Wednesday, May 16, 2007
Mommies are people too. . .
One of my favorite books is called “Goodnight Nobody” because it combines one of my favorite authors, Jennifer Weiner (author of In Her Shoes) with a mystery, another favorite, with the phenomenon I’ve recently discovered of a secret group of people who haunt library’s, parks, grocery stores and malls while any other self-respecting person is work. No were not homeless, were mommies. But sometimes I feel just as invisible.
It’s hard enough that my one-year old steals the show no matter where we go-- she can’t help it! Self-respecting people suddenly stop what they’re doing and coo, or stare at her—it’s like paparazzi only these are normal people drawn to strollers.
On top of that, I find myself avoiding typical mommy habitat’s b/c I feel I don’t know the unspoken rules. This is getting better as I realize there is no manual to parenting that I somehow missed.

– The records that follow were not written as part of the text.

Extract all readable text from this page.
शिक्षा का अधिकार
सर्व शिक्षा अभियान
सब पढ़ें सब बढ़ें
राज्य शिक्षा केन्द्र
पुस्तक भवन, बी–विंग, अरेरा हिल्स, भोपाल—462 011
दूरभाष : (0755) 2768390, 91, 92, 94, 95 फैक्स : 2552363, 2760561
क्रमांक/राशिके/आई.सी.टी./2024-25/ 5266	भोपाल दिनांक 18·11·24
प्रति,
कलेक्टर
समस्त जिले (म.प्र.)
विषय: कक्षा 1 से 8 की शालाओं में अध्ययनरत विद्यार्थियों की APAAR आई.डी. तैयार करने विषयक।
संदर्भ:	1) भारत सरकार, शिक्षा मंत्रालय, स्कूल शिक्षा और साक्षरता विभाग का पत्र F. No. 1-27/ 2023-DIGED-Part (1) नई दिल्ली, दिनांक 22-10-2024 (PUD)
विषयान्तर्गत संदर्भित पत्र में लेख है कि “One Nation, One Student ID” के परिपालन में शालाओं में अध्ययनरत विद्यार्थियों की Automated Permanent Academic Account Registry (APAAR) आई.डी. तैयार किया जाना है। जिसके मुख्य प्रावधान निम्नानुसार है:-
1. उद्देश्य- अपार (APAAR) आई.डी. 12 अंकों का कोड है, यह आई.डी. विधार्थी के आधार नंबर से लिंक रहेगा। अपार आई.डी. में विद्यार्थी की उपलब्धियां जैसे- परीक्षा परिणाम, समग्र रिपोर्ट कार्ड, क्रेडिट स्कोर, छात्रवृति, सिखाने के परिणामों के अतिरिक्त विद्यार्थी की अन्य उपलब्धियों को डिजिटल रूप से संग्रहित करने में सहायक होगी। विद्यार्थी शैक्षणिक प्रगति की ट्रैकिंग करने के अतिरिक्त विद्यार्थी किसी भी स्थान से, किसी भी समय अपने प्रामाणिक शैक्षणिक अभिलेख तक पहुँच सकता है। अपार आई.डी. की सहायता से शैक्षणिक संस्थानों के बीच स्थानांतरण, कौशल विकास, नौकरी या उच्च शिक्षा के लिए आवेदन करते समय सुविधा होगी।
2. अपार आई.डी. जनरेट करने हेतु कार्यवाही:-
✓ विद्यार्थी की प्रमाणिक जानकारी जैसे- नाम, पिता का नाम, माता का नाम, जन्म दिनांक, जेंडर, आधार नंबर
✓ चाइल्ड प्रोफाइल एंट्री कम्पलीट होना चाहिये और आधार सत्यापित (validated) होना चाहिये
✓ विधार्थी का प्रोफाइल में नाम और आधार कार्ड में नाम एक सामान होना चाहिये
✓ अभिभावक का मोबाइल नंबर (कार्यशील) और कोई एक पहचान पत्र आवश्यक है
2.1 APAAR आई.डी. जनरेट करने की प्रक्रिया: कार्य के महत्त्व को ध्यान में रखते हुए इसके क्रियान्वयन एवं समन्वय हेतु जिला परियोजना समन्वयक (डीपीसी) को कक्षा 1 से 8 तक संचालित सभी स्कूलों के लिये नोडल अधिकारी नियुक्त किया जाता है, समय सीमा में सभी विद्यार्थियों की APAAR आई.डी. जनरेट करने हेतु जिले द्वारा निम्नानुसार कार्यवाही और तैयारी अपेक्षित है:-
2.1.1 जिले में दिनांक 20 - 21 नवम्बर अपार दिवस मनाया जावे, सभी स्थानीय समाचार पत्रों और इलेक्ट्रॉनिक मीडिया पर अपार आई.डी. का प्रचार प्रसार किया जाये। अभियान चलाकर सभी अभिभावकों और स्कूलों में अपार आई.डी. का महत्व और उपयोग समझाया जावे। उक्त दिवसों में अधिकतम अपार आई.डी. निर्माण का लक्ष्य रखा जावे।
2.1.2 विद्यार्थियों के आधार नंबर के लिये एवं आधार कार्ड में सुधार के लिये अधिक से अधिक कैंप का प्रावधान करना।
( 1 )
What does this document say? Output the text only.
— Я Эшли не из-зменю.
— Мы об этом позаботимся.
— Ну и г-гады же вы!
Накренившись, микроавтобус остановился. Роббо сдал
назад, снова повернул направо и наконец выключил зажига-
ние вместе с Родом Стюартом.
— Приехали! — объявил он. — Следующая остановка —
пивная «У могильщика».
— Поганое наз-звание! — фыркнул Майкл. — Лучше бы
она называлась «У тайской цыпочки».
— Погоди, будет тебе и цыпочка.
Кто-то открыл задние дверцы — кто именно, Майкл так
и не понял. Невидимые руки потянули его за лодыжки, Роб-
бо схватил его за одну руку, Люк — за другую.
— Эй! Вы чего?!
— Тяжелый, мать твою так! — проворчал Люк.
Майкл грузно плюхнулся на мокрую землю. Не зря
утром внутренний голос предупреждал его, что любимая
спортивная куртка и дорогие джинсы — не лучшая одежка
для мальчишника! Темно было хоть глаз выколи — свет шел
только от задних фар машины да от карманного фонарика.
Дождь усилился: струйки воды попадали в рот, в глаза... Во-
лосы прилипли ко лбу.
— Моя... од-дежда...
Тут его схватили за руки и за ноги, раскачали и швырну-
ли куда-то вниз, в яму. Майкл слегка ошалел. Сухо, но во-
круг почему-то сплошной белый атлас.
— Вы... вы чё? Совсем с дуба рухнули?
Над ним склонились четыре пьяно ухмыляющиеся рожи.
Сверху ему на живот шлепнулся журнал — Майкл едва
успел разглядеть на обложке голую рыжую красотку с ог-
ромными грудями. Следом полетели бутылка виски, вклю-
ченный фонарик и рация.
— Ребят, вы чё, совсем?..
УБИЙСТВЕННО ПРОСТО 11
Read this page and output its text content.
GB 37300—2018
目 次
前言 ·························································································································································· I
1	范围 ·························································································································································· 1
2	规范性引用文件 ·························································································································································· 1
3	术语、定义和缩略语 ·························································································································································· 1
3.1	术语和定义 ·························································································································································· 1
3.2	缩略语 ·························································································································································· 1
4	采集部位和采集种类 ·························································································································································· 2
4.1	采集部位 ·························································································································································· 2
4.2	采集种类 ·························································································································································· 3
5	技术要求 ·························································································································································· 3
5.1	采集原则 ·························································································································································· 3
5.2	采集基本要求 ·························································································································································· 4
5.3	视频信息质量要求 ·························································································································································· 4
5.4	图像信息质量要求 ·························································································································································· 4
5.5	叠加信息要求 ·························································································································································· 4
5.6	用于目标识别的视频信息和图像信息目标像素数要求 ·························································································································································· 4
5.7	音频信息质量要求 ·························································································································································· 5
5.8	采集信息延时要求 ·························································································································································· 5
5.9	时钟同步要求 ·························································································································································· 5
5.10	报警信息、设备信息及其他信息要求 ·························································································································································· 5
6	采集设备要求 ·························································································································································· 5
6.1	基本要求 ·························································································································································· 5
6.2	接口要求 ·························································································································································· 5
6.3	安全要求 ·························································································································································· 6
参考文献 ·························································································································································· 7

Seriously, how is it that something as simple as children playing can make me forget I am a college educated, self-sufficient, capable and creative person? All the other mom’s probably feel just as out-of-the-loop as I do? Right? It wasn’t like I skipped school the day they covered ‘How-Kids-Should-Behave-Towards-Others’ in school. Right? I keep telling myself, all the rest of us are doing the best we can. We’re all trying to make sure our kids have enough sleep, food, water, interaction and love in their lives so they have a fighting chance at this thing called life.
Then yesterday, as I was developing a blog, that turned into an article, that may turn into a chapter in my next book, it hit me. All these little adventures/mishaps in the mommy-world aren’t just my mistakes. They’re copy to be written-up and shared with the world. Don’t believe me checkout the following extraordinary sites by mommies and daddies that inspire me.
So now with a new purpose—I think I’ll go to the park are scout out some new material. It’s not a play-date any more . . .it’s research.